Im Juli 2017 hatte ich die Möglichkeit, den Nordwesten der USA zu bereisen. In Seattle schrieb ich den folgenden Text, auf den ich kürzlich wieder stiess, und den ich nach wie vor für aktuell halte. Der Text erschient als Editorial für das Mitteilungsblatt der Gemeinde Schönenbuch im August 2017.
Diese Zeilen schreibe ich gerade in in Seattle – rund 8400 Kilometer von Schönenbuch entfernt. Dieser grosse Abstand zu unserem Heimatland erlaubt auch eine distanzierte Betrachtung der Schweiz – und im Kleinen von Schönenbuch. Was einem Ausländer in den USA auffällt, ist Offenheit und Gastfreundschaft der Amerikaner – das mag erstaunen, nach den strengen Einreisebestimmungen und den Nachrichten, die wir täglich aus den USA vernehmen. In vielen Gesprächen mit Amerikanern betonten alle ihre Herkunft: Deutschland, Niederlande, Griechenland, Schweiz, Italien usw. Als ich sie dann aber fragte, als was sie sich fühlen, sagten alle übereinstimmend: als Amerikanerin, als Amerikaner. Und nicht nur das. Fast ausnahmslos alle waren auch stolz auf ihr Land, das fast einen ganzen Kontinent umfasst; stolz auf ein Land, in dem sie vielleicht gerade in der zweiten Generation leben.
Ich habe mich dann gefragt, wann ich zum letzten Mal einen Schweizer angetroffen habe, der sagte, er sei stolz auf die Schweiz.
Dabei hat die Schweiz mit den USA viel gemeinsam. Wenn auch viel kleiner, so ist auch die Schweiz ein Bundesstaat, bestehend aus teilsouveränen Staaten, den Kantonen. Es gibt eine einheitliche Währung und unsere Verfassung und unser Parlamentssystem sind stark von den USA beeinflusst. Nicht zu schweigen von der kulturellen Beeinflussung der USA auf die ganze westliche Hemisphäre.

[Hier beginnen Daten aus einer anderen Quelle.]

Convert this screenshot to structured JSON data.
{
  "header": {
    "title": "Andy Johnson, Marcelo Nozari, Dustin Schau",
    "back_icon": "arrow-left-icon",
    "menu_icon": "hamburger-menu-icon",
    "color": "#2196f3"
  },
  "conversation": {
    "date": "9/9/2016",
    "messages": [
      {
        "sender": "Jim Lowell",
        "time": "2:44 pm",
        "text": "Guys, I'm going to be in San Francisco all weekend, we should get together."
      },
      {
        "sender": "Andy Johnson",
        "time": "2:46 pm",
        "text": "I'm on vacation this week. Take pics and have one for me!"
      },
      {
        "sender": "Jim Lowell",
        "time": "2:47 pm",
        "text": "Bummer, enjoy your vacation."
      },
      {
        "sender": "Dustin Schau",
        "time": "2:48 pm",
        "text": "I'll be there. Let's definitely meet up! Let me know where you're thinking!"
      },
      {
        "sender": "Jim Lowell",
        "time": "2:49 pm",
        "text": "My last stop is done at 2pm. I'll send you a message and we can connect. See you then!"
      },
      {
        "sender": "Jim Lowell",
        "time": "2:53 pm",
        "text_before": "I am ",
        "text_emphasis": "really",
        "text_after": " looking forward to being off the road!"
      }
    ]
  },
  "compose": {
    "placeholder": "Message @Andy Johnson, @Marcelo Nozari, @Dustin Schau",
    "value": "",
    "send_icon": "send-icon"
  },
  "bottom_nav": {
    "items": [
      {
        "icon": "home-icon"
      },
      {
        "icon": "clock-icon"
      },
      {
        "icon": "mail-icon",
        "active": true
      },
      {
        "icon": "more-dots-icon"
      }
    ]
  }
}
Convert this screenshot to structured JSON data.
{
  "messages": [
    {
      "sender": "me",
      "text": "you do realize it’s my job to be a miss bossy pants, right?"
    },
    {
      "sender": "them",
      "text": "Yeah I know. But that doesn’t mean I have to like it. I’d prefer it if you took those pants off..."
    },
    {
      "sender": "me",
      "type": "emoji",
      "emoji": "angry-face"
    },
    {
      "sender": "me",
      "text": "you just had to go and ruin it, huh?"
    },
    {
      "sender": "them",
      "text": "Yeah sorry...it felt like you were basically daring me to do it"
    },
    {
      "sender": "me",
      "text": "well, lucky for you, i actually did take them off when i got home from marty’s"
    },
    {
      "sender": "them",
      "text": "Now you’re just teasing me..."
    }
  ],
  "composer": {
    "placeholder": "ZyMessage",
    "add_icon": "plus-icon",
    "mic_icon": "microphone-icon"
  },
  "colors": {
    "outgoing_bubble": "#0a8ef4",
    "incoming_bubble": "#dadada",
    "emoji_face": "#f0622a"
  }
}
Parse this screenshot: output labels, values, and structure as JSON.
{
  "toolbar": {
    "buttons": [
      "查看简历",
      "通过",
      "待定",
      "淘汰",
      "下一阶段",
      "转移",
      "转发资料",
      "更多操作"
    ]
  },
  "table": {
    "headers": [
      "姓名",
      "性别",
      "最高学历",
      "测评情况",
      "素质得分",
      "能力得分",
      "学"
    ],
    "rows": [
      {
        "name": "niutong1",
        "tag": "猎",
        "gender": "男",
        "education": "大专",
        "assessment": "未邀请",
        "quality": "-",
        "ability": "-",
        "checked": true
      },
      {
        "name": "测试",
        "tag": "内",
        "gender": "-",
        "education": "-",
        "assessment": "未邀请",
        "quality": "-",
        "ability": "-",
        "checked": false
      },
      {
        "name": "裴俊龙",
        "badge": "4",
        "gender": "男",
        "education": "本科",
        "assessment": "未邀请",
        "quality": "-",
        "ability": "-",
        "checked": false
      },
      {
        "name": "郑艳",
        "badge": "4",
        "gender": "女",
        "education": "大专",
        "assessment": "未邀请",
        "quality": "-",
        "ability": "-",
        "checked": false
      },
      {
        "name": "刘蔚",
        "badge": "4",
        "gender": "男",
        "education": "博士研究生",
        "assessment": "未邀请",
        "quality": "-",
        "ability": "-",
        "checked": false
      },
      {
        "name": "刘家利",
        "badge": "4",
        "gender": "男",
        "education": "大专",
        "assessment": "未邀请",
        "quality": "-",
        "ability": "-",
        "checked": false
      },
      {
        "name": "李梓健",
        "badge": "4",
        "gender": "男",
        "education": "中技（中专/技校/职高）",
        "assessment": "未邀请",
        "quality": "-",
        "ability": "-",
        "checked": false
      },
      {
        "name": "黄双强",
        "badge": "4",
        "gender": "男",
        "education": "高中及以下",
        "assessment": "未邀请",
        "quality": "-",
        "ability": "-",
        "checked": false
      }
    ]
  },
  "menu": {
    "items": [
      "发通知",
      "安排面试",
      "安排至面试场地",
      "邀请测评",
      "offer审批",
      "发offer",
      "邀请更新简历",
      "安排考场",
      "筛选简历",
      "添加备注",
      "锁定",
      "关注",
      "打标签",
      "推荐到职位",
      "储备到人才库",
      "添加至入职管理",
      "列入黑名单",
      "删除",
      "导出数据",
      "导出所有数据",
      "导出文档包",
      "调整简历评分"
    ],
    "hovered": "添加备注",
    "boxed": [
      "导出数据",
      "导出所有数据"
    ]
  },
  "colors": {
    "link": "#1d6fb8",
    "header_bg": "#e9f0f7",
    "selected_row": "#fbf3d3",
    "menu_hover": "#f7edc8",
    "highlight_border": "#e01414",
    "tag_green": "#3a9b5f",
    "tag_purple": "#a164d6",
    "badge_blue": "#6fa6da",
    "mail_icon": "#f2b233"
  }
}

Es gibt aber auch deutliche Unterschiede: Während die USA nur eine Sprache kennen, das amerikanische Englisch, haben wir vier Landessprachen. Die Schweiz ist keine Kulturnation, die sich über eine gemeinsame Sprache und Kultur definiert. Vielmehr ist es, in den Worten des Baselbieter Historikers Michael Hermann, ein „mehrschichtiges, feinstoffliches Gewebe, das die Schweiz zusammenhält“. Oder in den Worten Gottfried Kellers (in „Der Grüne Heinrich“): „Nicht die Nationalität gibt uns Ideen, sondern eine unsichtbare, in diesen Bergen schwebende Idee hat sich diese eigentümliche Nationalität zu ihrer Verkörperung geschaffen.“
Die Idee der Schweiz ist es also, dass es sie gibt. Und wenn man sieht, welche Stürme die Schweiz überstanden hat, ist es fast erstaunlich, dass es sie noch gibt.
Umso mehr müssen wir Sorge tragen zu diesem feinstofflichen Gewebe. Michael Hermann sieht in diesem Gewebe bereits fadenscheinige Stellen. Er merkt aber auch an, dass dieses Gewebe nie einfach da war, sondern immer wieder von Menschen neu erschaffen wurde.
Und damit bin ich in Schönenbuch angekommen. Wie viele Menschen in den USA bin auch ich hier ein Einwanderer (auch wenn Nunningen in der Nähe liegt). Und doch fühle ich mich als Schönenbucher und ich bin stolz auf unser Dorf. Denn ich habe allen Grund dazu. Wie noch in kaum einer anderen Gemeinde habe ich hier das Gefühl erfahren, wie an diesem von Michael Hermann erwähnten feinstofflichen Gewebe gewebt wird. Denn „nation-building“ beginnt im Kleinen. Viele Hände sind dazu nötig, viel Einsatz und viel Überzeugung. Und ich bin überzeugt, dass sich der Einsatz lohnt für diese laut Gottfried Keller „eigentümliche Nation“.